Is anybody aware of any other language implementation, which does confusable or 
mixed-script protection?
I think R has something, because it has this header: 
 https://cran.r-project.org/bin/windows/extsoft/3.4/include/unicode/uspoof.h
but I found nothing else, which is quite annoying.

My approach is as following:

* normalize identifiers (NFC) and only store normalized variants. this should 
catch bidi spoofs, combining characters and such.
* check each unicode code point for its Script property and besides Latin, 
Common and Inherited
only allow the first script, but error on any other mixed script. Additional 
scripts need to be declared.
https://github.com/perl11/cperl/issues/229

in perl like this:
    use utf8 ‘Greek’, ‘Cyrillic’;

utf8 is a pragma to allow unicode identifiers, not strings, to be added to the 
symbol table.
Obviously this has risks when reviewing a codebase, which might even bypass 
test suites.
This is fast enough, and has no measurable costs in the parser.

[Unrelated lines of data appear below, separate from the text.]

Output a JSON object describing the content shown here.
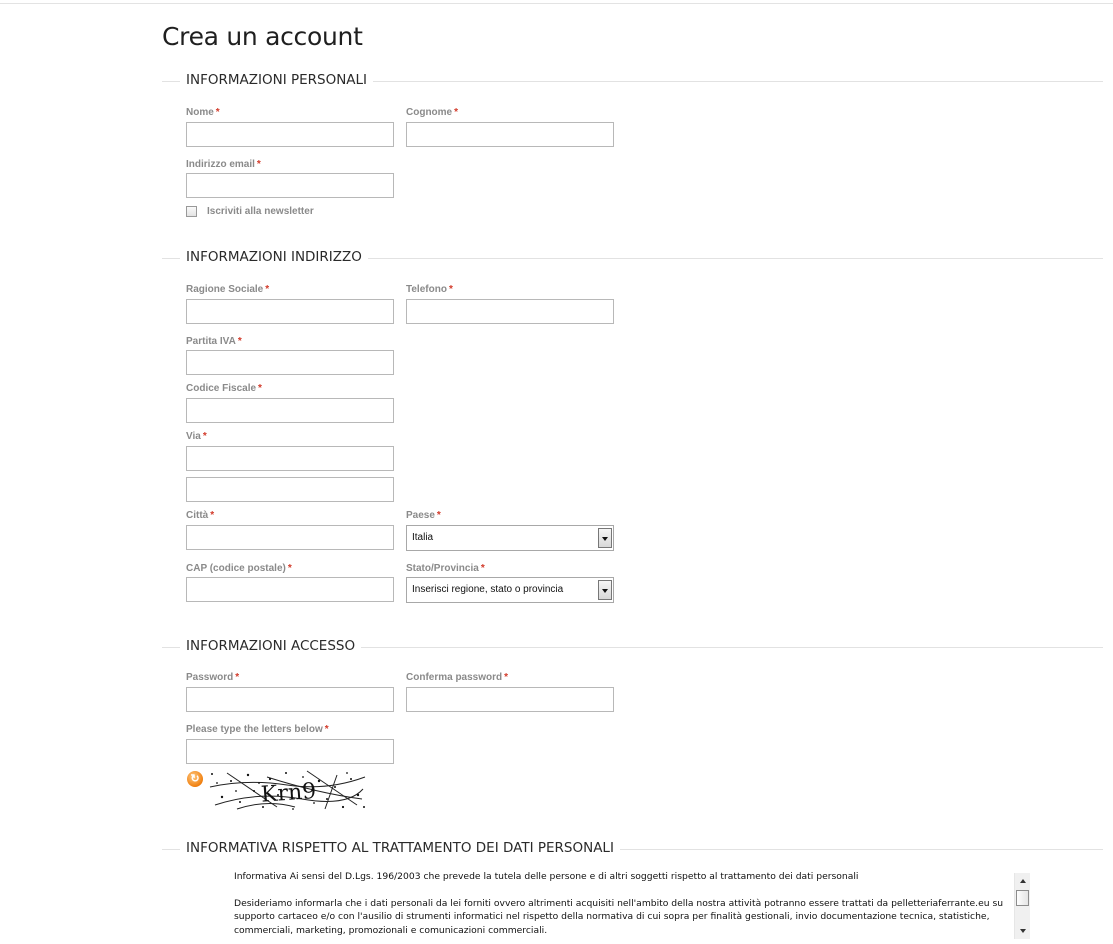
{
  "page": {
    "title": "Crea un account"
  },
  "personal": {
    "title": "INFORMAZIONI PERSONALI",
    "first_name_label": "Nome",
    "last_name_label": "Cognome",
    "email_label": "Indirizzo email",
    "newsletter_label": "Iscriviti alla newsletter",
    "newsletter_checked": false
  },
  "address": {
    "title": "INFORMAZIONI INDIRIZZO",
    "company_label": "Ragione Sociale",
    "phone_label": "Telefono",
    "vat_label": "Partita IVA",
    "tax_code_label": "Codice Fiscale",
    "street_label": "Via",
    "city_label": "Città",
    "country_label": "Paese",
    "country_value": "Italia",
    "zip_label": "CAP (codice postale)",
    "region_label": "Stato/Provincia",
    "region_value": "Inserisci regione, stato o provincia"
  },
  "access": {
    "title": "INFORMAZIONI ACCESSO",
    "password_label": "Password",
    "confirm_label": "Conferma password",
    "captcha_label": "Please type the letters below",
    "captcha_text": "Krn9"
  },
  "privacy": {
    "title": "INFORMATIVA RISPETTO AL TRATTAMENTO DEI DATI PERSONALI",
    "line1": "Informativa Ai sensi del D.Lgs. 196/2003 che prevede la tutela delle persone e di altri soggetti rispetto al trattamento dei dati personali",
    "line2": "Desideriamo informarla che i dati personali da lei forniti ovvero altrimenti acquisiti nell'ambito della nostra attività potranno essere trattati da pelletteriaferrante.eu su supporto cartaceo e/o con l'ausilio di strumenti informatici nel rispetto della normativa di cui sopra per finalità gestionali, invio documentazione tecnica, statistiche, commerciali, marketing, promozionali e comunicazioni commerciali."
  },
  "required_mark": "*",
  "colors": {
    "required": "#d23a2a",
    "label": "#8a8a8a",
    "border": "#b8b8b8",
    "refresh_icon": "#f08010"
  }
}
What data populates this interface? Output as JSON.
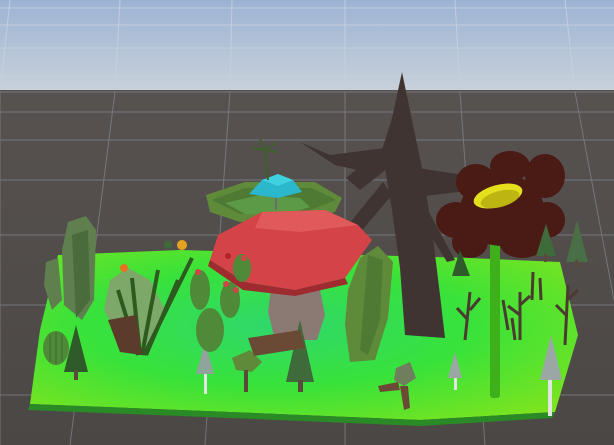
{
  "viewport": {
    "kind": "3D scene view",
    "sky_color_top": "#9bb3d4",
    "sky_color_bottom": "#c8d2dc",
    "ground_color": "#4f4b49",
    "grid_color": "#8c9bb0"
  },
  "scene": {
    "objects": [
      {
        "name": "terrain-platform",
        "color": "#37e03a"
      },
      {
        "name": "giant-mushroom",
        "cap_color": "#d44347",
        "stem_color": "#8a7a73"
      },
      {
        "name": "treehouse-platform",
        "color": "#5e8a3a"
      },
      {
        "name": "blue-umbrella",
        "color": "#2bb7cc"
      },
      {
        "name": "dead-tree",
        "color": "#3f3431"
      },
      {
        "name": "dark-flower",
        "petal_color": "#4a1a14",
        "center_color": "#e5e01e",
        "stem_color": "#3db01b"
      },
      {
        "name": "cactus",
        "color": "#4f8a39"
      },
      {
        "name": "pine-tree",
        "color": "#3f6a3a"
      },
      {
        "name": "bush-leaf",
        "color": "#5e8a3a"
      }
    ]
  }
}
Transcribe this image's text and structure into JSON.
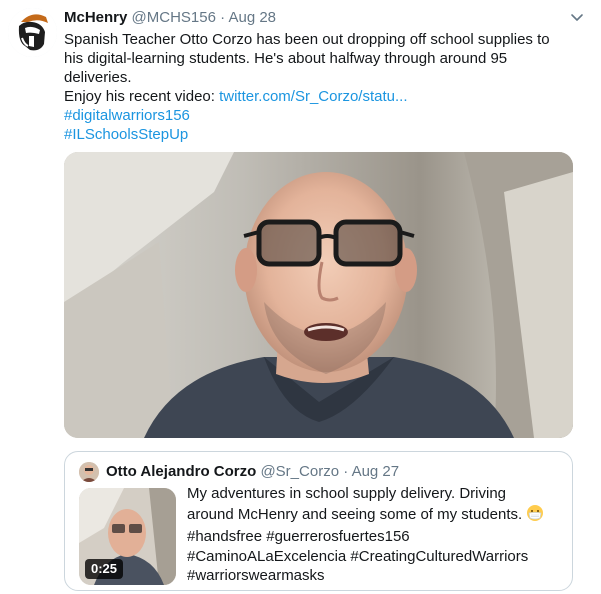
{
  "tweet": {
    "display_name": "McHenry",
    "handle": "@MCHS156",
    "separator": "·",
    "date": "Aug 28",
    "lines": [
      "Spanish Teacher Otto Corzo has been out dropping off school supplies to",
      "his digital-learning students. He's about halfway through around 95",
      "deliveries."
    ],
    "enjoy_prefix": "Enjoy his recent video: ",
    "video_link": "twitter.com/Sr_Corzo/statu...",
    "hashtags": [
      "#digitalwarriors156",
      "#ILSchoolsStepUp"
    ],
    "link_color": "#1b95e0"
  },
  "quoted": {
    "display_name": "Otto Alejandro Corzo",
    "handle": "@Sr_Corzo",
    "separator": "·",
    "date": "Aug 27",
    "duration": "0:25",
    "lines": [
      "My adventures in school supply delivery. Driving",
      "around McHenry and seeing some of my students."
    ],
    "hashtag_lines": [
      "#handsfree #guerrerosfuertes156",
      "#CaminoALaExcelencia #CreatingCulturedWarriors",
      "#warriorswearmasks"
    ],
    "emoji": "mask-emoji"
  },
  "icons": {
    "avatar": "spartan-helmet-icon",
    "menu": "chevron-down-icon"
  }
}
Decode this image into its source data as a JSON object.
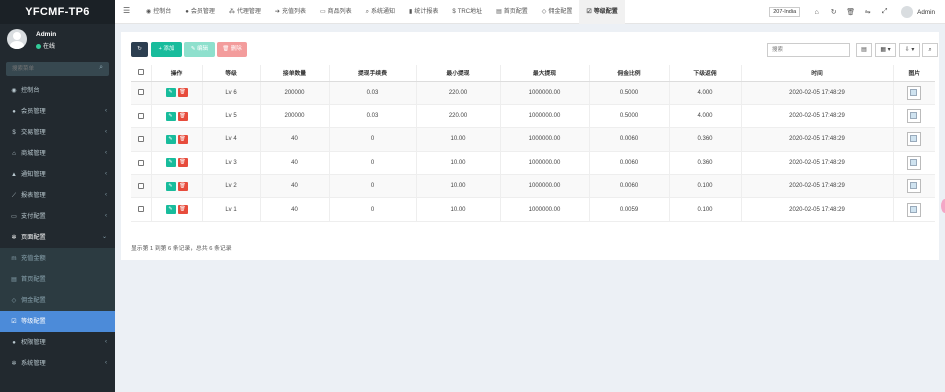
{
  "app": {
    "logo": "YFCMF-TP6"
  },
  "user": {
    "name": "Admin",
    "status": "在线"
  },
  "sidebar": {
    "search_placeholder": "搜索菜单",
    "items": [
      {
        "label": "控制台",
        "icon": "dashboard-icon",
        "glyph": "◉",
        "chevron": ""
      },
      {
        "label": "会员管理",
        "icon": "user-icon",
        "glyph": "●",
        "chevron": "‹"
      },
      {
        "label": "交易管理",
        "icon": "dollar-icon",
        "glyph": "$",
        "chevron": "‹"
      },
      {
        "label": "商城管理",
        "icon": "home-icon",
        "glyph": "⌂",
        "chevron": "‹"
      },
      {
        "label": "通知管理",
        "icon": "bell-icon",
        "glyph": "▲",
        "chevron": "‹"
      },
      {
        "label": "报表管理",
        "icon": "chart-icon",
        "glyph": "⟋",
        "chevron": "‹"
      },
      {
        "label": "支付配置",
        "icon": "card-icon",
        "glyph": "▭",
        "chevron": "‹"
      },
      {
        "label": "页面配置",
        "icon": "gear-icon",
        "glyph": "✲",
        "chevron": "⌄"
      }
    ],
    "subitems": [
      {
        "label": "充值金额",
        "icon": "money-icon",
        "glyph": "m"
      },
      {
        "label": "首页配置",
        "icon": "list-icon",
        "glyph": "▤"
      },
      {
        "label": "佣金配置",
        "icon": "diamond-icon",
        "glyph": "◇"
      },
      {
        "label": "等级配置",
        "icon": "check-square-icon",
        "glyph": "☑"
      }
    ],
    "bottom_items": [
      {
        "label": "权限管理",
        "icon": "group-icon",
        "glyph": "●",
        "chevron": "‹"
      },
      {
        "label": "系统管理",
        "icon": "cogs-icon",
        "glyph": "✲",
        "chevron": "‹"
      }
    ]
  },
  "topbar": {
    "tabs": [
      {
        "label": "控制台",
        "glyph": "◉"
      },
      {
        "label": "会员管理",
        "glyph": "●"
      },
      {
        "label": "代理管理",
        "glyph": "⁂"
      },
      {
        "label": "充值列表",
        "glyph": "➔"
      },
      {
        "label": "商品列表",
        "glyph": "▭"
      },
      {
        "label": "系统通知",
        "glyph": "⌕"
      },
      {
        "label": "统计报表",
        "glyph": "▮"
      },
      {
        "label": "TRC地址",
        "glyph": "$"
      },
      {
        "label": "首页配置",
        "glyph": "▤"
      },
      {
        "label": "佣金配置",
        "glyph": "◇"
      },
      {
        "label": "等级配置",
        "glyph": "☑"
      }
    ],
    "region": "207-India",
    "user": "Admin"
  },
  "toolbar": {
    "refresh": "↻",
    "add": "+ 添加",
    "edit": "✎ 编辑",
    "delete": "🗑 删除",
    "search_placeholder": "搜索",
    "view_toggle": "▤",
    "columns": "▦ ▾",
    "export": "⇩ ▾",
    "search_btn": "⌕"
  },
  "table": {
    "headers": [
      "",
      "操作",
      "等级",
      "接单数量",
      "提现手续费",
      "最小提现",
      "最大提现",
      "佣金比例",
      "下级返佣",
      "时间",
      "图片"
    ],
    "rows": [
      {
        "level": "Lv 6",
        "orders": "200000",
        "fee": "0.03",
        "min": "220.00",
        "max": "1000000.00",
        "rate": "0.5000",
        "sub": "4.000",
        "time": "2020-02-05 17:48:29"
      },
      {
        "level": "Lv 5",
        "orders": "200000",
        "fee": "0.03",
        "min": "220.00",
        "max": "1000000.00",
        "rate": "0.5000",
        "sub": "4.000",
        "time": "2020-02-05 17:48:29"
      },
      {
        "level": "Lv 4",
        "orders": "40",
        "fee": "0",
        "min": "10.00",
        "max": "1000000.00",
        "rate": "0.0060",
        "sub": "0.360",
        "time": "2020-02-05 17:48:29"
      },
      {
        "level": "Lv 3",
        "orders": "40",
        "fee": "0",
        "min": "10.00",
        "max": "1000000.00",
        "rate": "0.0060",
        "sub": "0.360",
        "time": "2020-02-05 17:48:29"
      },
      {
        "level": "Lv 2",
        "orders": "40",
        "fee": "0",
        "min": "10.00",
        "max": "1000000.00",
        "rate": "0.0060",
        "sub": "0.100",
        "time": "2020-02-05 17:48:29"
      },
      {
        "level": "Lv 1",
        "orders": "40",
        "fee": "0",
        "min": "10.00",
        "max": "1000000.00",
        "rate": "0.0059",
        "sub": "0.100",
        "time": "2020-02-05 17:48:29"
      }
    ]
  },
  "pagination": {
    "summary": "显示第 1 到第 6 条记录，总共 6 条记录"
  },
  "colors": {
    "sidebar_bg": "#22292f",
    "active_item": "#4c8bd9",
    "add_green": "#18bc9c",
    "delete_red": "#e74c3c"
  }
}
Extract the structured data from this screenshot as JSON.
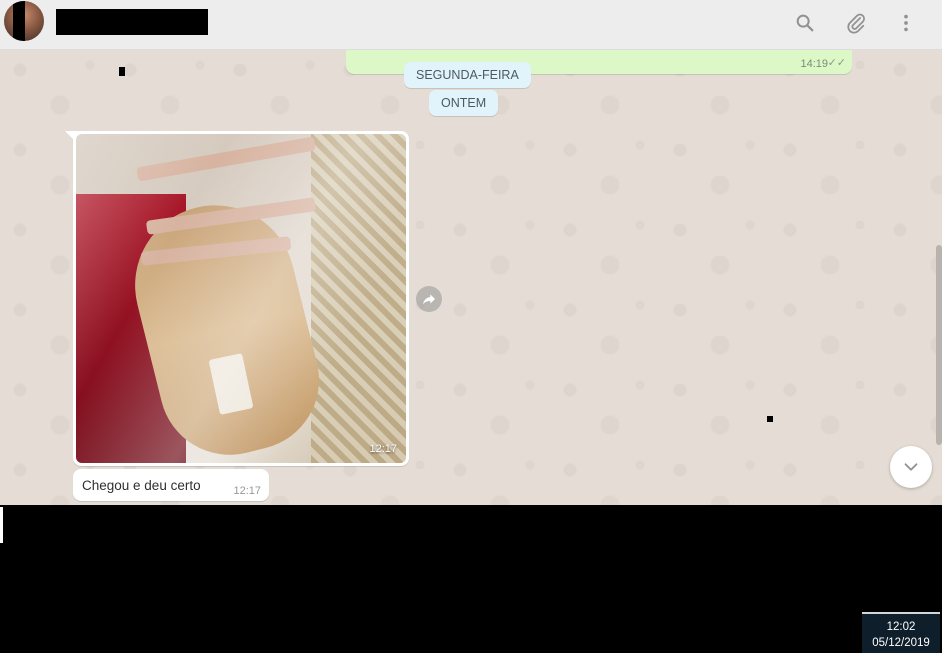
{
  "header": {
    "contact_name": "",
    "icons": [
      "search-icon",
      "paperclip-icon",
      "more-vertical-icon"
    ]
  },
  "messages": {
    "outgoing": {
      "time": "14:19",
      "status": "read"
    },
    "date_chips": [
      "SEGUNDA-FEIRA",
      "ONTEM"
    ],
    "image_message": {
      "time": "12:17"
    },
    "text_message": {
      "text": "Chegou e deu certo",
      "time": "12:17"
    }
  },
  "taskbar": {
    "time": "12:02",
    "date": "05/12/2019"
  },
  "colors": {
    "header_bg": "#ededed",
    "chat_bg": "#e5ddd5",
    "outgoing_bubble": "#dcf8c6",
    "date_chip_bg": "#e1f3fb",
    "icon_gray": "#919191"
  }
}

unicode has a nice security/confusable.txt table which could be used for more 
fine-grained checks, yes.
But I fear this is too much overhead for the generic parser, and I think that 
avoiding the 
problem by forbidding/need to declare mixed scripts is much easier, and more 
declarative.

Of course there exist several languages which require more than one script, 
like 
Japanese = Hiragana and Katakana and maybe Han,
Korean = Hangul + Han, …
or african languages as some have other than Latin roots, e.g. Ethiopian from 
Semitic.
Indian languages also sound problematic, and all the Old_<script>

For these I just add aliases to allow multiple Scripts.